Wednesday 14 March 2007

Godland

If I'm going to write about Godland then I have no choice other than to start with Jack Kirby. The creators make no bones about the fact that Godland is inspired by the great man. They even write it using Stan and Jack's "Marvel method" with Joe Casey plotting each issue, Tom Scioli drawing it and Casey returning to add the dialogue after the art is in place.

Godland is more than a homage to Jack Kirby though. It's a reimagining of Jack Kirby. In Godland superheroes aren't the genre, Kirby is. The result is a comic which is different to anything else out there.

It's cosmic, it's druggy, it's set in the present day but smells of the sixties. The silver age meets the bronze age meets the here and now. It takes all of the funky stuff from the halcyon days of The Fantastic Four and mixes it up with the quasi-religious, cosmic madness of Kirby's 1970's classic The Eternals.

Given all that, Godland could easily have been a mess, but it's sharp, funny and tightly plotted. The main character Adam Archer cuts a dash as the classically angst riddled hero and is ably supported by a cast of tripped out characters like Basil Cronus (The Red Skull meets William Burroughs) and Maxim (an alien who could well be the bastard child of Lockjaw and an Eternal).
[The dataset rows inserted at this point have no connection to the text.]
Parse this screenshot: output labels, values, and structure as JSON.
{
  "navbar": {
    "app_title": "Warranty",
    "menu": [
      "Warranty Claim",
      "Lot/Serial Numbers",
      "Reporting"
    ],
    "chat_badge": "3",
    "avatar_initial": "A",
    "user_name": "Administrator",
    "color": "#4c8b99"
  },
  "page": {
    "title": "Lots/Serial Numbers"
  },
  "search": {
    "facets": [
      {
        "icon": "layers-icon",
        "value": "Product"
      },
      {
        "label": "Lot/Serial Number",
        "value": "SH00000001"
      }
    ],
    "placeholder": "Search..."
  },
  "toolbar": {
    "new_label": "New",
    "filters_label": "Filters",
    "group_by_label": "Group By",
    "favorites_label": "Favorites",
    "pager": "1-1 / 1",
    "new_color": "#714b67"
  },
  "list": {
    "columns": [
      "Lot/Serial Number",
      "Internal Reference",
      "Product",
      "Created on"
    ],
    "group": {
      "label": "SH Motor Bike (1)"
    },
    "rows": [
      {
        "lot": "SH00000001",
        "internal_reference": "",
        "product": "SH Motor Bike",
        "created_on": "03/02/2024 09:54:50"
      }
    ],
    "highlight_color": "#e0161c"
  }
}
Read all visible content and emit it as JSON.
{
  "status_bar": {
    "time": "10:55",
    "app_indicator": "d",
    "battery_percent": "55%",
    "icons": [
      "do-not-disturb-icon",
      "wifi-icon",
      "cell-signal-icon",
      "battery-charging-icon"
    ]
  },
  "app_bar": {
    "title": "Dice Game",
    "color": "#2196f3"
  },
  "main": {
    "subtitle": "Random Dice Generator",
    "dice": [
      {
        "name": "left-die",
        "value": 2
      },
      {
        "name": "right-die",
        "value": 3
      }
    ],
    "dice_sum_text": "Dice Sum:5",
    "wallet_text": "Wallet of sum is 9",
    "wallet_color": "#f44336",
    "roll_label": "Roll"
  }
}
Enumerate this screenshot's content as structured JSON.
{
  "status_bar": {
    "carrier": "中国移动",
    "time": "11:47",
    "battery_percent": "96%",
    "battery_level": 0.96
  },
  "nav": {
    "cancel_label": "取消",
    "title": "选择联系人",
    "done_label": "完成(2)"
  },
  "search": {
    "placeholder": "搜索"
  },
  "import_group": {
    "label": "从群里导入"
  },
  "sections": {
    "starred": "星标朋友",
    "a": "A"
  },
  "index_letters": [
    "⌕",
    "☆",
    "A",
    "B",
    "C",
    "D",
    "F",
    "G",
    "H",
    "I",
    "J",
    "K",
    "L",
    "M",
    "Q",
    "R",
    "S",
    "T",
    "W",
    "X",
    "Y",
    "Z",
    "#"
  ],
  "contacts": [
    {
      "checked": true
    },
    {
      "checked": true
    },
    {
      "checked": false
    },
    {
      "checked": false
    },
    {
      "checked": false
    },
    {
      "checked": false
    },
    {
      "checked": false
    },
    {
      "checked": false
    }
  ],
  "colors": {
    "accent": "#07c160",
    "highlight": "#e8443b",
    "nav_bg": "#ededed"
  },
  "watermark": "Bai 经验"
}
I can see that critics might accuse it of being too knowing, a pastiche of Kirby and Lee's classic comics rather than a tribute, but I think the affection that Casey and Scioli have for those bygone days shines through in every issue. It has a strange postmodern fanboy feel about it for sure, but it's obvious that the creators of Godland are too in awe of their influences to send them up.

In short, Godland is action packed, looks amazing and makes me laugh: MWAHAHAHAHAHAHAH! <<< like that.

Published by Image, the first two trades are available for £6.50 each on Amazon. Buy them now!